The evening began with African drumming with percussionists Jim Roberts and Bradley Simmons, although the audience, alas, did not take this as a sign that the evening was beginning. Next, the eighty-voice chorale processed in, and the music began in earnest with an extended overture for solo piano, “Birth,” in which Walwyn demonstrated that she has both an impressive level of technique and an individual and expressive compositional voice, moving downward from first single and then double tremolos.
Following “Birth” there were three movements for chorus, originally intended to be unaccompanied (a cappella) but here discreetly supported by piano. Walwyn (and all contemporary composers) faced the challenge of creating a choral idiom that is not beyond the capabilities of young and amateur singers, and yet innovative, and here the added challenge of adding an African sensibility. “Madiba” included the male voices singing in fifths, as well as repetitive rhythms; “We are one” was chromatic and contrapuntal. The chorus was earnest and hard-working, but showed the normal characteristics for most if not all such college ensembles: the strongest section, both in terms of sound and technique, was the sopranos, followed by the altos; the men were considerably weaker, with the basses stronger than the tenors (assisted in places by the altos).

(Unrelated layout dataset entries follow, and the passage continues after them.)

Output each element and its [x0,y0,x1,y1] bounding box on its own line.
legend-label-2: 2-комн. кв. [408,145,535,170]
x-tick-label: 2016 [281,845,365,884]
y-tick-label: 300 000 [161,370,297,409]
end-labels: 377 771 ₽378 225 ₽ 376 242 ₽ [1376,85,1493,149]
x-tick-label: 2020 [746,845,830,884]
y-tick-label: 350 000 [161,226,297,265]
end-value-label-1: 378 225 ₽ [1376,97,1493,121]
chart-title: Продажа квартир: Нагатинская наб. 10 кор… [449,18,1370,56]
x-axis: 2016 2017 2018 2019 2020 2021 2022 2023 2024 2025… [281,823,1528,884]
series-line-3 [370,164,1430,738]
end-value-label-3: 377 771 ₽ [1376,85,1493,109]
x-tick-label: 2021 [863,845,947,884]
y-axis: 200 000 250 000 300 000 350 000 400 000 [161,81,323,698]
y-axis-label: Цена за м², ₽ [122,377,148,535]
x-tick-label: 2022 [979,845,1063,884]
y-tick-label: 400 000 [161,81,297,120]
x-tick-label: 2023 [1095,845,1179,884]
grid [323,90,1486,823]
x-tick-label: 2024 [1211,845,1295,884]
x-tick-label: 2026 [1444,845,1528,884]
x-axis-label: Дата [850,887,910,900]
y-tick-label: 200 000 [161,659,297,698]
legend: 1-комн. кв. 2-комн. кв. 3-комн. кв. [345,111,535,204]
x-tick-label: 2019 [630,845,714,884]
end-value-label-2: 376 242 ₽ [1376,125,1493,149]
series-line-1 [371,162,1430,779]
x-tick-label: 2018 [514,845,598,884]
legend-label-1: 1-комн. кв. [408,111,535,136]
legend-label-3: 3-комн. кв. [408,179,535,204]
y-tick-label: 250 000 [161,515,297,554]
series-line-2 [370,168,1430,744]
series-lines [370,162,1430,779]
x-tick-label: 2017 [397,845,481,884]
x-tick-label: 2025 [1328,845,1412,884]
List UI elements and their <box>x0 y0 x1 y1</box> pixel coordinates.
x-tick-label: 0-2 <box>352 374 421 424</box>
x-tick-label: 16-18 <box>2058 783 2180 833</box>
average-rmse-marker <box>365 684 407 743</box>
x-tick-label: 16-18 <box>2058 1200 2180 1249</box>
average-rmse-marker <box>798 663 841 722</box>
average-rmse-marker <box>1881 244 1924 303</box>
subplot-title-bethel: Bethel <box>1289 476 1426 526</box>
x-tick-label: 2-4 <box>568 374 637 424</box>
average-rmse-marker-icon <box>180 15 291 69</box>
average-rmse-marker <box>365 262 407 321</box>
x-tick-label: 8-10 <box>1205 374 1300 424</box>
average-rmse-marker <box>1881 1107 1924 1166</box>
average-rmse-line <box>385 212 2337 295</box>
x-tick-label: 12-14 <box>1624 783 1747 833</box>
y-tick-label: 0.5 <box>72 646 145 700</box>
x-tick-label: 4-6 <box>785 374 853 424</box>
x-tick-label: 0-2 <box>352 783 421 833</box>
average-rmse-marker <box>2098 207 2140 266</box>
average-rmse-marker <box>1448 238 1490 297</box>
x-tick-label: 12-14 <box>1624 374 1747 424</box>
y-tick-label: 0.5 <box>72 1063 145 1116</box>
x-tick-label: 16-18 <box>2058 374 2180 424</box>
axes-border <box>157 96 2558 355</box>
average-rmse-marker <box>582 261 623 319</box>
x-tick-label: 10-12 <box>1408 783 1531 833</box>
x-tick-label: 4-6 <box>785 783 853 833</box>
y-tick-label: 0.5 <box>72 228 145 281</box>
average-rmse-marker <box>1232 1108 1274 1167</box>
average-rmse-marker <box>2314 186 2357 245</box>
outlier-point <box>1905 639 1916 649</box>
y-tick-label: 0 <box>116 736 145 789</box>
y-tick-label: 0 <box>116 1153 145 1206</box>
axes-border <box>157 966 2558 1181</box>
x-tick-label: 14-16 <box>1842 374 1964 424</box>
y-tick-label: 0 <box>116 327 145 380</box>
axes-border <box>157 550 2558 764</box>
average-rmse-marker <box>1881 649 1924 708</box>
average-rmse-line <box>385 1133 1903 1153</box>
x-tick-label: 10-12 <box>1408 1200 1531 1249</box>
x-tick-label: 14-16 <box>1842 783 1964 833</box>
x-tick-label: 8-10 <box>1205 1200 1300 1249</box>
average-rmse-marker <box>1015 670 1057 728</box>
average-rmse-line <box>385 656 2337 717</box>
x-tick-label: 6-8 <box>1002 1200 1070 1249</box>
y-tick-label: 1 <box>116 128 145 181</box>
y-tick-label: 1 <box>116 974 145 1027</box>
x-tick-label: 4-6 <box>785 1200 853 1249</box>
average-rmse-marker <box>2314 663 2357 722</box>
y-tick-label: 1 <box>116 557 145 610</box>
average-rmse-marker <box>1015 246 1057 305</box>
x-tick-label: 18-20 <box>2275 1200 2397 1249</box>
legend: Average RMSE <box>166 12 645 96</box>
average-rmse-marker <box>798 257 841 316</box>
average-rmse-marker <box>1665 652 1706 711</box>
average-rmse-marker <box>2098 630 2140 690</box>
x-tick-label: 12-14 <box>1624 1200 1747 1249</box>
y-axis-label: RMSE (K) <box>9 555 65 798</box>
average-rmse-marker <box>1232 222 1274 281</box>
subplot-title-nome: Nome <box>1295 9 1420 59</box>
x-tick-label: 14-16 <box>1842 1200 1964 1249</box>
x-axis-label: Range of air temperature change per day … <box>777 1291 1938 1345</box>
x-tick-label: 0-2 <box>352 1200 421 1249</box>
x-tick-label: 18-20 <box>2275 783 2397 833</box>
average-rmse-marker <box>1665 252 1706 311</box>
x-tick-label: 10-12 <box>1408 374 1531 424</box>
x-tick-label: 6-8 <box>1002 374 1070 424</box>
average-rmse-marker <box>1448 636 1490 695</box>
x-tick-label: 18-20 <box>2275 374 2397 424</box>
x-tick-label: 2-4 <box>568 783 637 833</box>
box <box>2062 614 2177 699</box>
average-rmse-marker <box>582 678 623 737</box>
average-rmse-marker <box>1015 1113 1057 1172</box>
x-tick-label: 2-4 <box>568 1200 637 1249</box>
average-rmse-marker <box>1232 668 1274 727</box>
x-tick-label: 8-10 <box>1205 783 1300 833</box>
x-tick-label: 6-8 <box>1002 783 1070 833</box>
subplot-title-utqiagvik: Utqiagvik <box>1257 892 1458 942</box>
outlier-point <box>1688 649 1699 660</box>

The first half (followed by a brief intermission) concluded with an extended musical representation for solo piano of the violent repression which took place in Soweto in 1976, with a composition that was similarly violent, disjunct, highly effective, and virtuoso.
The second half of the program began with an unaccompanied solo dance (in gumboots) by Jason Aryeh, and moved onto arrangements of South African songs which, closer to hymn-style, were more comfortably within the capabilities of the young singers. The evening closed with two movements marking the transition to Mandela’s presidency, with “It is three o’clock” making effective use of irregular rhythms for the choral diction.
Walwyn is a composer with promise, and with an increasing number of commissions. Her writing for piano is original, effective, and moving; her writing for chorus is not quite yet on that level. I look forward to her future work.